Kein drittes Staatsexamen

Neben hinreichenden Praxiserfahrungen setzt der Fachanwaltstitel fundierte theoretische Kenntnisse voraus. § 8 FAO verlangt, dass der Fachanwalt im allgemeinen Verwaltungsrecht ebenso fit ist wie im Verfahrensrecht und dem Recht der öffentlich-rechtlichen Ersatzleistung. Und auch in mindestens zwei Gebieten des besonderen Verwaltungsrechts muss er über ausgeprägte Kenntnisse verfügen. Um dies nachzuweisen, muss der Fachanwalt in spe einen Lehrgang über 120 Zeitstunden besuchen und drei Klausuren bestehen. Die Klausuren sind meist ein Mix aus Fragen und kleinen Rechtsfällen, aber trotzdem alles andere als trivial. Rechtsanwalt Daniel von Bronewski von der Anwaltsakademie des Deutschen Anwaltvereins weiß zu berichten, dass gerade junge Kollegen Probleme mit den Klausuren haben. "Die Klausuren gehen nämlich weit über das hinaus, was im Examen gefordert wird", sagt er und beruhigt gleichzeitig: "Ein drittes Staatsexamen ist es aber trotzdem nicht. Wer durchfällt, holt die Klausur in einem anderen Kurs nach. Theoretisch kann man die Klausur sogar beliebig oft wiederholen, aber dass jemand mehr als einmal nicht besteht, habe ich noch nicht erlebt." Wer alle Klausuren erfolgreich hinter sich gebracht hat und die Praxisanforderungen erfüllt, kann bei seiner Kammer den Titel beantragen. Selten wird vor der Verleihung des Titels noch ein Fachgespräch gem. § 7 Abs. 1 FAO – eine Art mündliche Prüfung – durchgeführt. Dies kommt laut Daniel von Bronewski nur vor, wenn die schriftlichen Einreichungen nicht hinreichend aussagekräftig sind. "Wichtiger ist, dass je nach Kammer zwischen Antragstellung und Titelverleihung bis zu einem halben Jahr vergehen kann."
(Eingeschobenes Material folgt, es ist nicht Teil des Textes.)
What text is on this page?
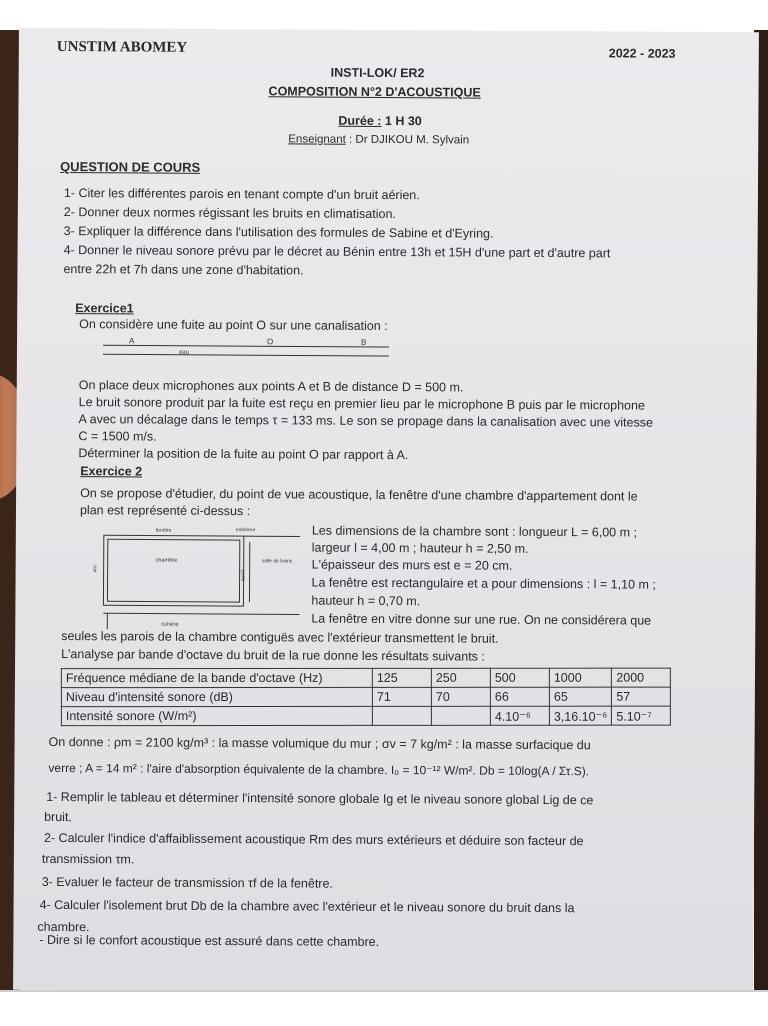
UNSTIM ABOMEY	2022 - 2023
INSTI-LOK/ ER2
COMPOSITION N°2 D'ACOUSTIQUE
Durée : 1 H 30
Enseignant : Dr DJIKOU M. Sylvain
QUESTION DE COURS
1- Citer les différentes parois en tenant compte d'un bruit aérien.
2- Donner deux normes régissant les bruits en climatisation.
3- Expliquer la différence dans l'utilisation des formules de Sabine et d'Eyring.
4- Donner le niveau sonore prévu par le décret au Bénin entre 13h et 15H d'une part et d'autre part
entre 22h et 7h dans une zone d'habitation.
Exercice1
On considère une fuite au point O sur une canalisation :
A	O	B
eau
On place deux microphones aux points A et B de distance D = 500 m.
Le bruit sonore produit par la fuite est reçu en premier lieu par le microphone B puis par le microphone
A avec un décalage dans le temps τ = 133 ms. Le son se propage dans la canalisation avec une vitesse
C = 1500 m/s.
Déterminer la position de la fuite au point O par rapport à A.
Exercice 2
On se propose d'étudier, du point de vue acoustique, la fenêtre d'une chambre d'appartement dont le
plan est représenté ci-dessus :
fenêtre	extérieur
chambre	salle de bains
porte
cuisine
rue
Les dimensions de la chambre sont : longueur L = 6,00 m ;
largeur l = 4,00 m ; hauteur h = 2,50 m.
L'épaisseur des murs est e = 20 cm.
La fenêtre est rectangulaire et a pour dimensions : l = 1,10 m ;
hauteur h = 0,70 m.
La fenêtre en vitre donne sur une rue. On ne considérera que
seules les parois de la chambre contiguës avec l'extérieur transmettent le bruit.
L'analyse par bande d'octave du bruit de la rue donne les résultats suivants :
Fréquence médiane de la bande d'octave (Hz)	125	250	500	1000	2000
Niveau d'intensité sonore (dB)	71	70	66	65	57
Intensité sonore (W/m²)			4.10⁻⁶	3,16.10⁻⁶	5.10⁻⁷
On donne : ρm = 2100 kg/m³ : la masse volumique du mur ; σv = 7 kg/m² : la masse surfacique du
verre ; A = 14 m² : l'aire d'absorption équivalente de la chambre. I₀ = 10⁻¹² W/m². Db = 10log(A / Στ.S).
1- Remplir le tableau et déterminer l'intensité sonore globale Ig et le niveau sonore global Lig de ce
bruit.
2- Calculer l'indice d'affaiblissement acoustique Rm des murs extérieurs et déduire son facteur de
transmission τm.
3- Evaluer le facteur de transmission τf de la fenêtre.
4- Calculer l'isolement brut Db de la chambre avec l'extérieur et le niveau sonore du bruit dans la
chambre.
- Dire si le confort acoustique est assuré dans cette chambre.
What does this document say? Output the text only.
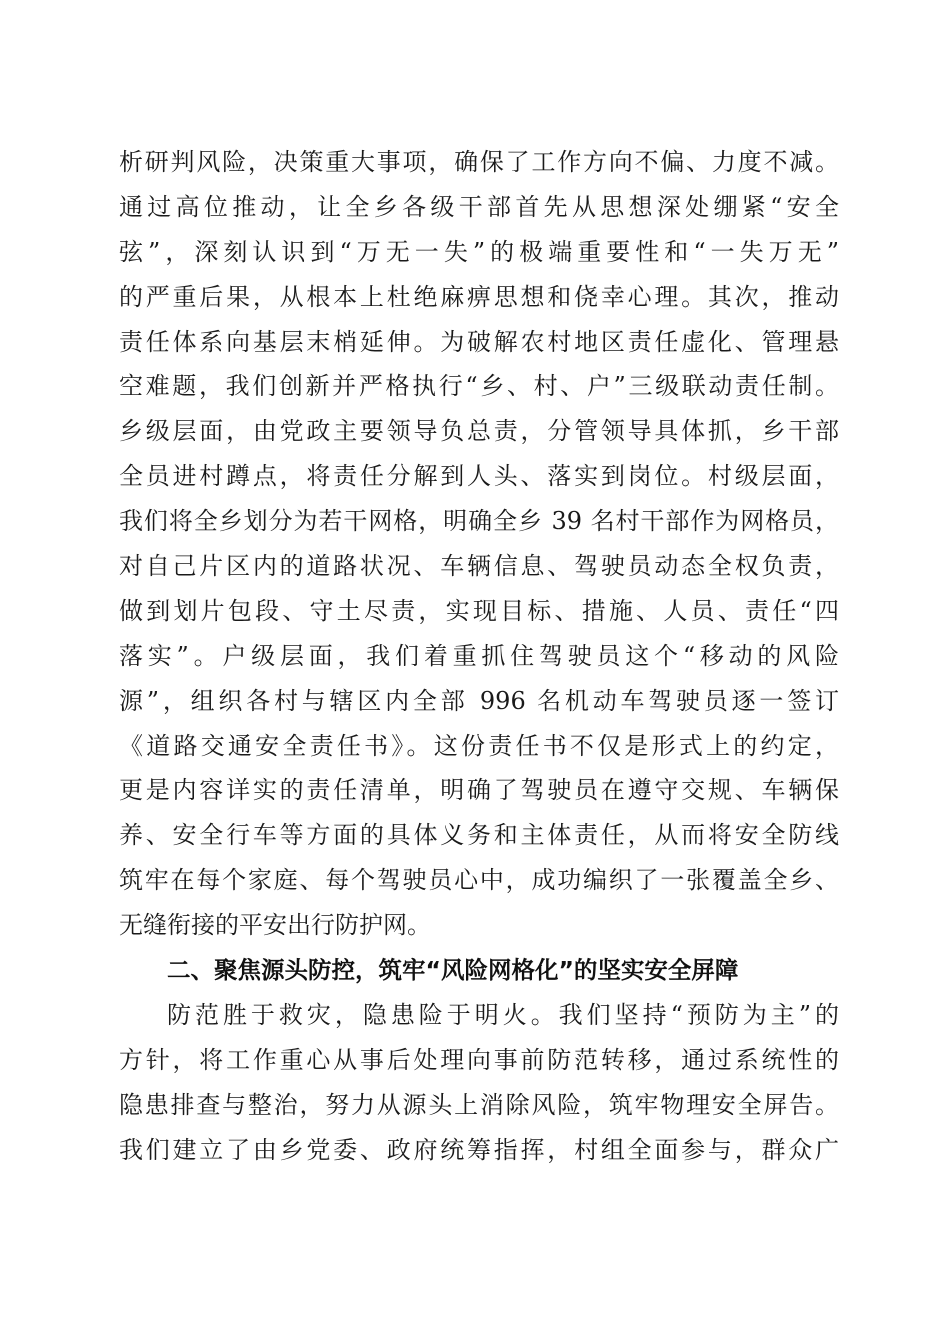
析研判风险，决策重大事项，确保了工作方向不偏、力度不减。
通过高位推动，让全乡各级干部首先从思想深处绷紧“安全
弦”，深刻认识到“万无一失”的极端重要性和“一失万无”
的严重后果，从根本上杜绝麻痹思想和侥幸心理。其次，推动
责任体系向基层末梢延伸。为破解农村地区责任虚化、管理悬
空难题，我们创新并严格执行“乡、村、户”三级联动责任制。
乡级层面，由党政主要领导负总责，分管领导具体抓，乡干部
全员进村蹲点，将责任分解到人头、落实到岗位。村级层面，
我们将全乡划分为若干网格，明确全乡 39 名村干部作为网格员，
对自己片区内的道路状况、车辆信息、驾驶员动态全权负责，
做到划片包段、守土尽责，实现目标、措施、人员、责任“四
落实”。户级层面，我们着重抓住驾驶员这个“移动的风险
源”，组织各村与辖区内全部 996 名机动车驾驶员逐一签订
《道路交通安全责任书》。这份责任书不仅是形式上的约定，
更是内容详实的责任清单，明确了驾驶员在遵守交规、车辆保
养、安全行车等方面的具体义务和主体责任，从而将安全防线
筑牢在每个家庭、每个驾驶员心中，成功编织了一张覆盖全乡、
无缝衔接的平安出行防护网。
二、聚焦源头防控，筑牢“风险网格化”的坚实安全屏障
防范胜于救灾，隐患险于明火。我们坚持“预防为主”的
方针，将工作重心从事后处理向事前防范转移，通过系统性的
隐患排查与整治，努力从源头上消除风险，筑牢物理安全屏告。
我们建立了由乡党委、政府统筹指挥，村组全面参与，群众广
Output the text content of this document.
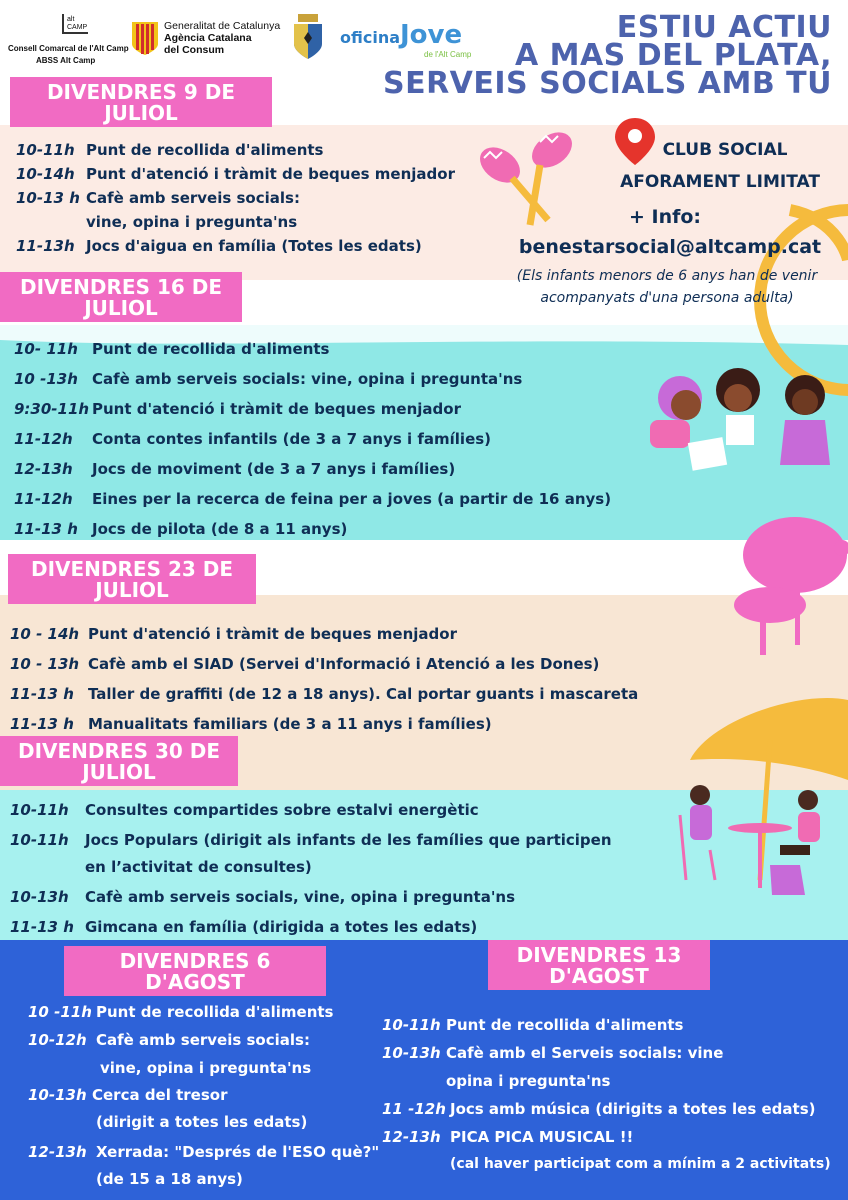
alt CAMP
Consell Comarcal de l'Alt Camp
ABSS Alt Camp
Generalitat de Catalunya
Agència Catalana
del Consum
oficina Jove
de l'Alt Camp
ESTIU ACTIU
A MAS DEL PLATA,
SERVEIS SOCIALS AMB TU
CLUB SOCIAL
AFORAMENT LIMITAT
+ Info:
benestarsocial@altcamp.cat
(Els infants menors de 6 anys han de venir
acompanyats d'una persona adulta)
DIVENDRES 9 DE
JULIOL
10-11h Punt de recollida d'aliments
10-14h Punt d'atenció i tràmit de beques menjador
10-13 h Cafè amb serveis socials:
vine, opina i pregunta'ns
11-13h Jocs d'aigua en família (Totes les edats)
DIVENDRES 16 DE
JULIOL
10- 11h Punt de recollida d'aliments
10 -13h Cafè amb serveis socials: vine, opina i pregunta'ns
9:30-11h Punt d'atenció i tràmit de beques menjador
11-12h Conta contes infantils (de 3 a 7 anys i famílies)
12-13h Jocs de moviment (de 3 a 7 anys i famílies)
11-12h Eines per la recerca de feina per a joves (a partir de 16 anys)
11-13 h Jocs de pilota (de 8 a 11 anys)
DIVENDRES 23 DE
JULIOL
10 - 14h Punt d'atenció i tràmit de beques menjador
10 - 13h Cafè amb el SIAD (Servei d'Informació i Atenció a les Dones)
11-13 h Taller de graffiti (de 12 a 18 anys). Cal portar guants i mascareta
11-13 h Manualitats familiars (de 3 a 11 anys i famílies)
DIVENDRES 30 DE
JULIOL
10-11h Consultes compartides sobre estalvi energètic
10-11h Jocs Populars (dirigit als infants de les famílies que participen
en l’activitat de consultes)
10-13h Cafè amb serveis socials, vine, opina i pregunta'ns
11-13 h Gimcana en família (dirigida a totes les edats)
DIVENDRES 6
D'AGOST
10 -11h Punt de recollida d'aliments
10-12h Cafè amb serveis socials:
vine, opina i pregunta'ns
10-13h Cerca del tresor
(dirigit a totes les edats)
12-13h Xerrada: "Després de l'ESO què?"
(de 15 a 18 anys)
DIVENDRES 13
D'AGOST
10-11h Punt de recollida d'aliments
10-13h Cafè amb el Serveis socials: vine
opina i pregunta'ns
11 -12h Jocs amb música (dirigits a totes les edats)
12-13h PICA PICA MUSICAL !!
(cal haver participat com a mínim a 2 activitats)
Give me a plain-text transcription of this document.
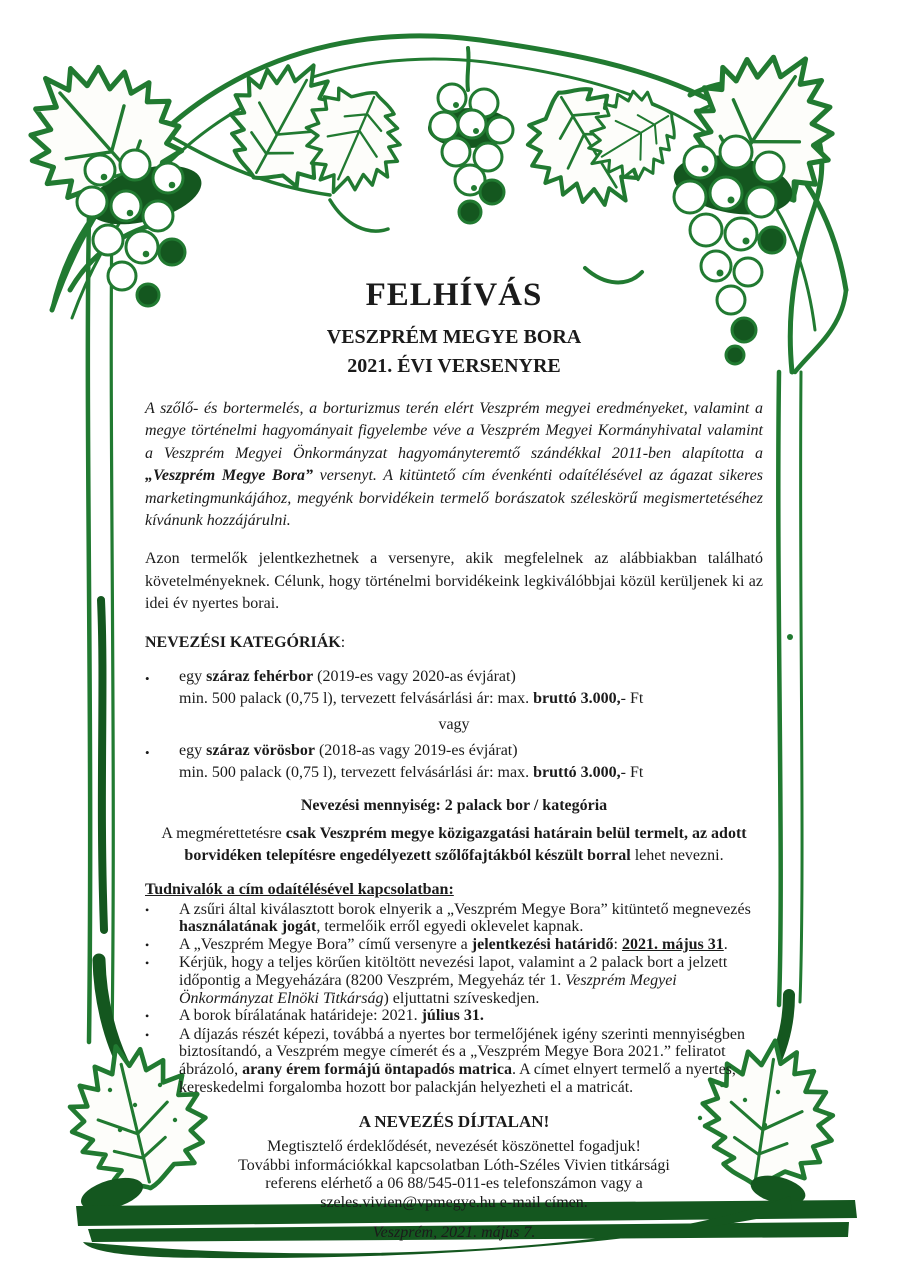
FELHÍVÁS
VESZPRÉM MEGYE BORA
2021. ÉVI VERSENYRE

A szőlő- és bortermelés, a borturizmus terén elért Veszprém megyei eredményeket, valamint a megye történelmi hagyományait figyelembe véve a Veszprém Megyei Kormányhivatal valamint a Veszprém Megyei Önkormányzat hagyományteremtő szándékkal 2011-ben alapította a „Veszprém Megye Bora” versenyt. A kitüntető cím évenkénti odaítélésével az ágazat sikeres marketingmunkájához, megyénk borvidékein termelő borászatok széleskörű megismertetéséhez kívánunk hozzájárulni.

Azon termelők jelentkezhetnek a versenyre, akik megfelelnek az alábbiakban található követelményeknek. Célunk, hogy történelmi borvidékeink legkiválóbbjai közül kerüljenek ki az idei év nyertes borai.

NEVEZÉSI KATEGÓRIÁK:
•	egy száraz fehérbor (2019-es vagy 2020-as évjárat)
min. 500 palack (0,75 l), tervezett felvásárlási ár: max. bruttó 3.000,- Ft
vagy
•	egy száraz vörösbor (2018-as vagy 2019-es évjárat)
min. 500 palack (0,75 l), tervezett felvásárlási ár: max. bruttó 3.000,- Ft
Nevezési mennyiség: 2 palack bor / kategória
A megmérettetésre csak Veszprém megye közigazgatási határain belül termelt, az adott
borvidéken telepítésre engedélyezett szőlőfajtákból készült borral lehet nevezni.
Tudnivalók a cím odaítélésével kapcsolatban:
•	A zsűri által kiválasztott borok elnyerik a „Veszprém Megye Bora” kitüntető megnevezés használatának jogát, termelőik erről egyedi oklevelet kapnak.
•	A „Veszprém Megye Bora” című versenyre a jelentkezési határidő: 2021. május 31.
•	Kérjük, hogy a teljes körűen kitöltött nevezési lapot, valamint a 2 palack bort a jelzett időpontig a Megyeházára (8200 Veszprém, Megyeház tér 1. Veszprém Megyei Önkormányzat Elnöki Titkárság) eljuttatni szíveskedjen.
•	A borok bírálatának határideje: 2021. július 31.
•	A díjazás részét képezi, továbbá a nyertes bor termelőjének igény szerinti mennyiségben biztosítandó, a Veszprém megye címerét és a „Veszprém Megye Bora 2021.” feliratot ábrázoló, arany érem formájú öntapadós matrica. A címet elnyert termelő a nyertes, kereskedelmi forgalomba hozott bor palackján helyezheti el a matricát.
A NEVEZÉS DÍJTALAN!
Megtisztelő érdeklődését, nevezését köszönettel fogadjuk!
További információkkal kapcsolatban Lóth-Széles Vivien titkársági
referens elérhető a 06 88/545-011-es telefonszámon vagy a
szeles.vivien@vpmegye.hu e-mail címen.
Veszprém, 2021. május 7.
Fortbildung gegen eingerostete Kenntnisse

Wer den Titel endlich hat, kann sich allerdings nicht auf seinen Lorbeeren ausruhen. Fachanwälte müssen jährlich mindestens zehn Stunden an Fortbildungsveranstaltungen teilnehmen. Die Vielzahl an Anbietern ist kaum zu überblicken und das Spektrum der angebotenen Veranstaltungen reicht vom Seminar am Europäischen Gerichtshof für Menschenrechte in Straßburg bis zur eher schlichten Theorieveranstaltung an der eigenen Rechtsanwaltskammer. Anstelle des Besuchs solcher Veranstaltungen kann der Fachanwalt wissenschaftlich publizieren und dadurch seiner Fortbildungspflicht nachkommen. Dies kommt laut Daniel von Bronewski aber eher für Leute in Betracht, die bereits in der Literatur mehr oder weniger etabliert sind. "Ob die publizistischen Tätigkeiten jeweils die Fortbildung ersetzen können, hängt immer vom Einzelfall ab. Denn Beiträge in Fachzeitschriften sind vom Inhalt und Umfang oft sehr unterschiedlich." Schließlich gibt es alternativ auch noch die Möglichkeit, sich als Dozent zu betätigen und somit noch andere von seinem Tun unmittelbar profitieren zu lassen.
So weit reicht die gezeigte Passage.